Levi Strauss & Co. continues to dominate the denim world, but while jeans are selling well, another brand under its umbrella is disappointing expectations, Dockers. On Wednesday, the company said it is considering yield the brand, causing a drop in title in pre-market, already down 2,8% in the previous session, with a further drop of 9% at opening.
Levi's Third Quarter Results
To make matters worse, the results for the third quarter of 2024 that did not meet expectations. I revenues stopped at 1,52 billion dollars (about 1,3 billion euros), while Wall Street expected to see at least 1,55 billion dollars.'Net income was $20,7 million, or 5 cents a share, up from $9,6 million, or 2 cents a share, a year earlier, but not quite the leap many had hoped for. Excluding unexpected costs, Levi's reported earnings of $132 million, or 33 cents a share.
There is also positive news: the Levi's brand has shown a 5% increase in sales globally, marking the best result in two years. During the quarter, the gross margin increased by 4,4 percentage points, thanks to the direct sales strategy and lower cotton costs. The sales directed grew about 10%, supported by a 16% increase in e-commerce. In total, direct sales now represent 44% of revenue, and Levi's plans to increase that number to 55%.
On the geographical front, theEurope showed an increase of 6%, while the Americas andAsia hit a few bumps along the way. Levi’s reported sales of $757,2 million in the Americas, below the $789,2 million forecast, and $247,1 million in Asia, also below expectations. In the U.S., in addition to the decline of Dockers, sales were impacted by a cybersecurity issue that affected a major wholesale customer in Mexico, delaying shipments. “The main drag was China,” Singh added, noting that the region represents about 2 percent of Levi’s overall business.
Goodbye, Dockers?
Levi's, which owns the eponymous brand as well as Dockers and Beyond Yoga, would have fared much differently without Dockers. The brand, launched in 1986 to offer a khaki alternative to denim, now appears to be in decline. In the '90s and 2000s, khakis were a wardrobe staple, but today? They've suffered a sudden fall from grace.
During the quarter, the Dockers sales fell 15%, reaching $73,7 million, while Beyond Yoga, the athleisure brand acquired in 2021, has seen the sales up 19%, reaching $32,2 million. In short, Dockers did not perform as hoped, and this contributed to a less rosy financial picture.
"The brand has underperformed over the past two years. We believe this is the right decision for the long term.
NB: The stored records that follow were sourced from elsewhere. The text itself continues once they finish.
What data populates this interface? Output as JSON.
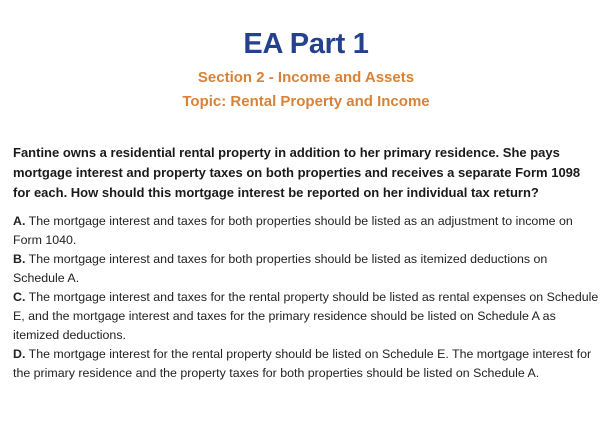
{
  "header": {
    "title": "EA Part 1",
    "section": "Section 2 - Income and Assets",
    "topic": "Topic: Rental Property and Income"
  },
  "question": {
    "text": "Fantine owns a residential rental property in addition to her primary residence. She pays mortgage interest and property taxes on both properties and receives a separate Form 1098 for each. How should this mortgage interest be reported on her individual tax return?"
  },
  "answers": [
    {
      "letter": "A.",
      "text": "The mortgage interest and taxes for both properties should be listed as an adjustment to income on Form 1040."
    },
    {
      "letter": "B.",
      "text": "The mortgage interest and taxes for both properties should be listed as itemized deductions on Schedule A."
    },
    {
      "letter": "C.",
      "text": "The mortgage interest and taxes for the rental property should be listed as rental expenses on Schedule E, and the mortgage interest and taxes for the primary residence should be listed on Schedule A as itemized deductions."
    },
    {
      "letter": "D.",
      "text": "The mortgage interest for the rental property should be listed on Schedule E. The mortgage interest for the primary residence and the property taxes for both properties should be listed on Schedule A."
    }
  ]
}
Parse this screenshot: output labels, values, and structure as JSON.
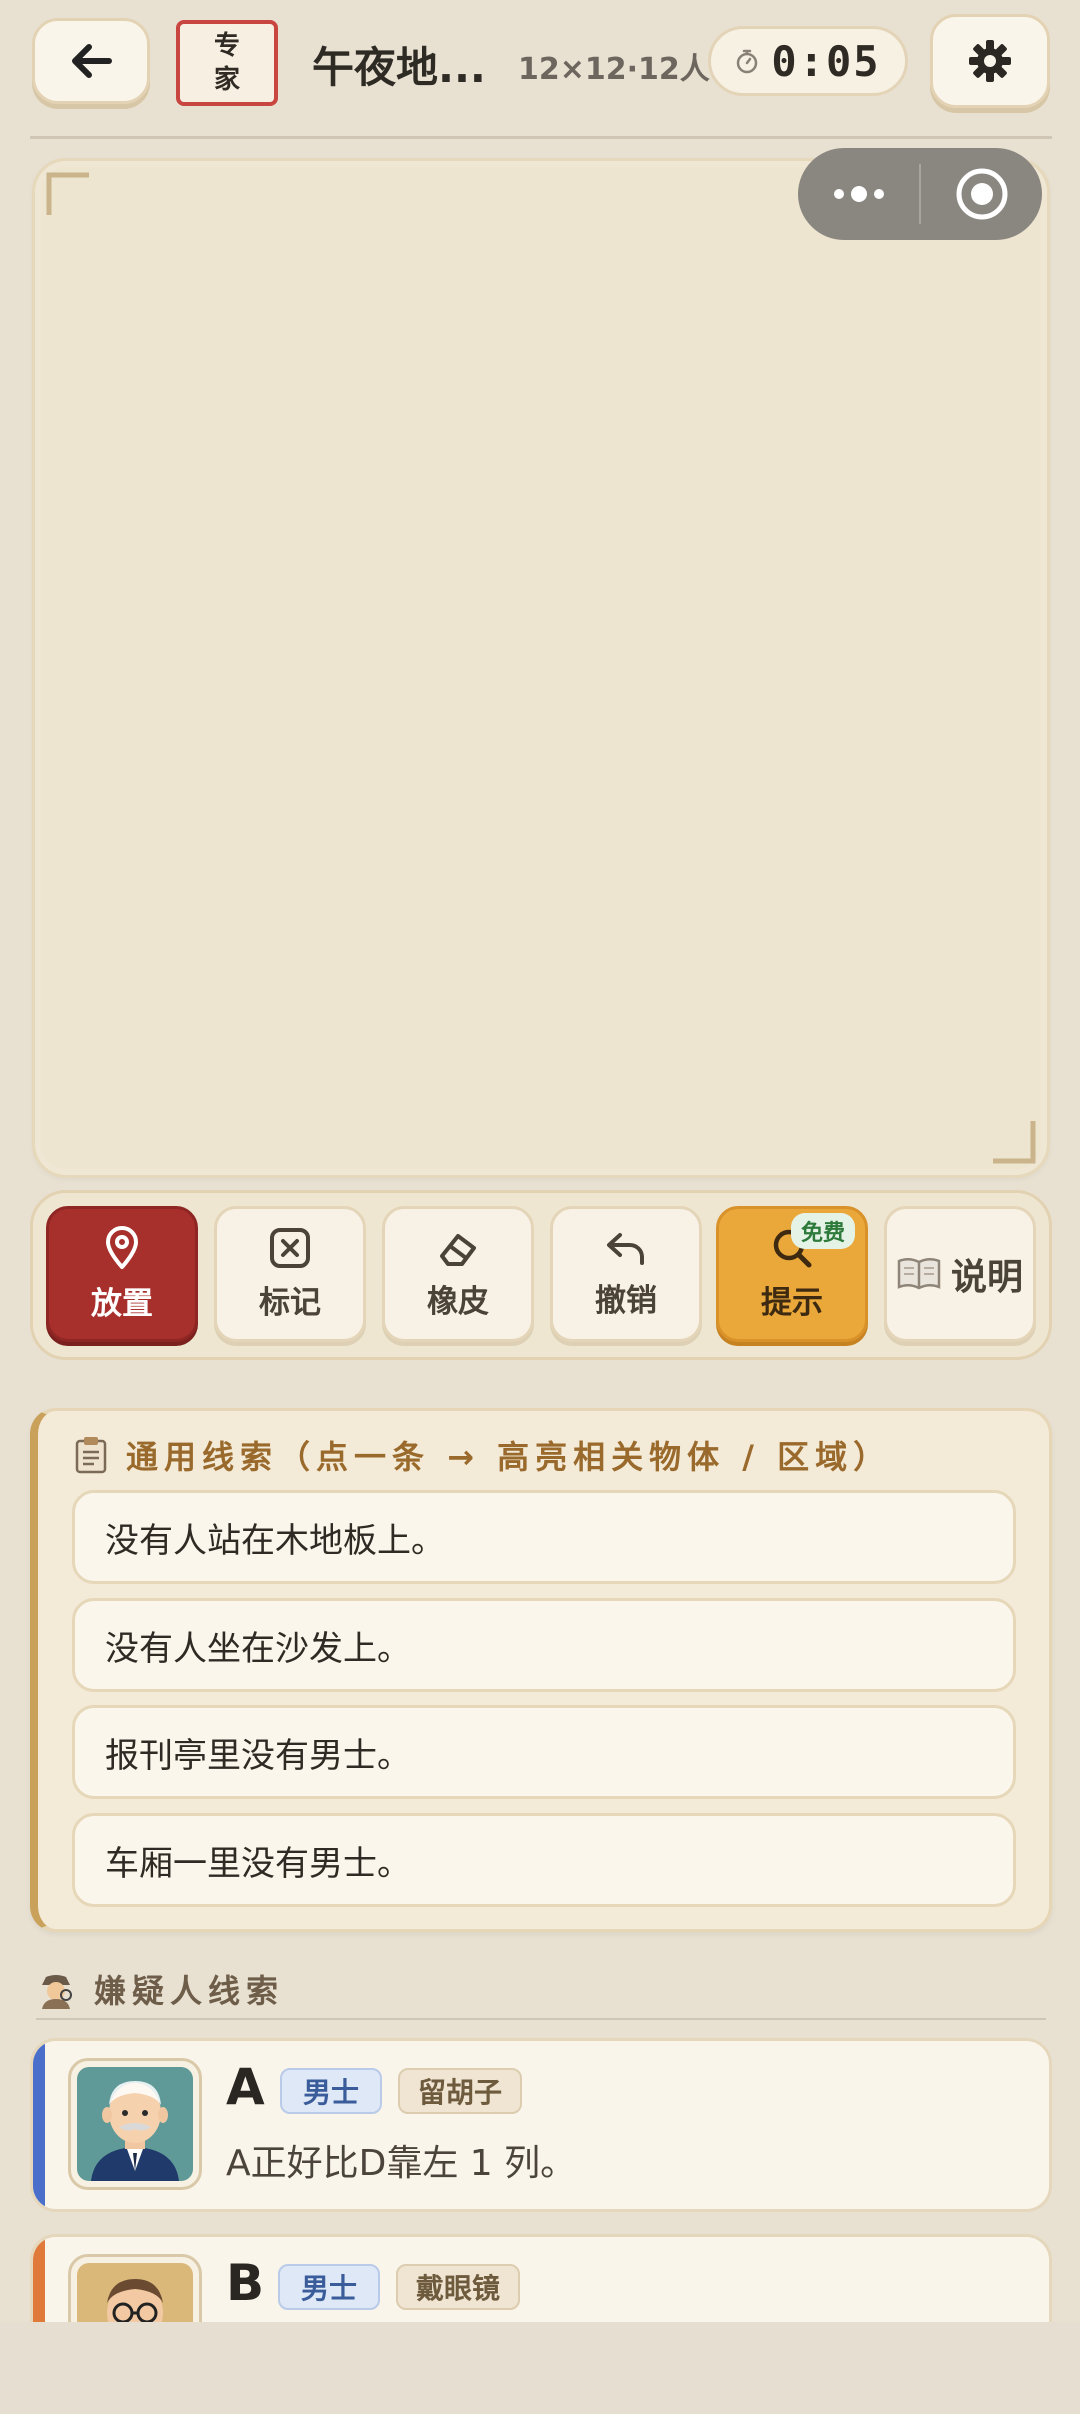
{
  "header": {
    "back_icon": "arrow-left-icon",
    "difficulty_badge": "专家",
    "title": "午夜地...",
    "meta": "12×12·12人",
    "timer": "0:05",
    "timer_icon": "stopwatch-icon",
    "settings_icon": "gear-icon"
  },
  "toolbar": {
    "tools": [
      {
        "label": "放置",
        "icon": "map-pin-icon"
      },
      {
        "label": "标记",
        "icon": "x-box-icon"
      },
      {
        "label": "橡皮",
        "icon": "eraser-icon"
      },
      {
        "label": "撤销",
        "icon": "undo-icon"
      },
      {
        "label": "提示",
        "icon": "search-icon",
        "tag": "免费"
      },
      {
        "label": "说明",
        "icon": "book-icon"
      }
    ]
  },
  "clues": {
    "title": "通用线索（点一条 → 高亮相关物体 / 区域）",
    "icon": "clipboard-icon",
    "items": [
      "没有人站在木地板上。",
      "没有人坐在沙发上。",
      "报刊亭里没有男士。",
      "车厢一里没有男士。"
    ]
  },
  "suspects": {
    "title": "嫌疑人线索",
    "icon": "detective-icon",
    "list": [
      {
        "letter": "A",
        "tags": [
          "男士",
          "留胡子"
        ],
        "clue": "A正好比D靠左 1 列。",
        "stripe": "#4a6fcb"
      },
      {
        "letter": "B",
        "tags": [
          "男士",
          "戴眼镜"
        ],
        "clue": "",
        "stripe": "#e07a3a"
      }
    ]
  },
  "colors": {
    "accent_red": "#a8302c",
    "hint_orange": "#eba83a",
    "clue_gold": "#9a6a2c",
    "background": "#e8e1d2"
  }
}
From our financial perspective, the exit of Dockers will improve the company's overall margins and also reduce volatility in revenue growth," he said. Harmit Singh, Levi's chief financial officer, in an interview with CNBC. “We believe that Dockers' exit will allow both Dockers and Levi's to operate independently and maximize each other's value.” Levi's has already appointed Bank of America to drive the sales process.
Future predictions
Levi's has confirmed its guidance on earnings per share, set in the range of $1,17 to $1,27, in line with expectations of $1,25. However, the company lowered its revenue forecast, now expecting sales growth of 1%, from the previous range of 1% to 3%. This is significantly below the 2,3% growth expected by analysts.
The company is doing everything to attract consumers. As Michelle Gass, CEO of Levi's, pointed out, the company is dedicating itself to improving its offering products, focusing on innovative articles and on a recent campaign Advertising which sees the protagonist Beyoncé.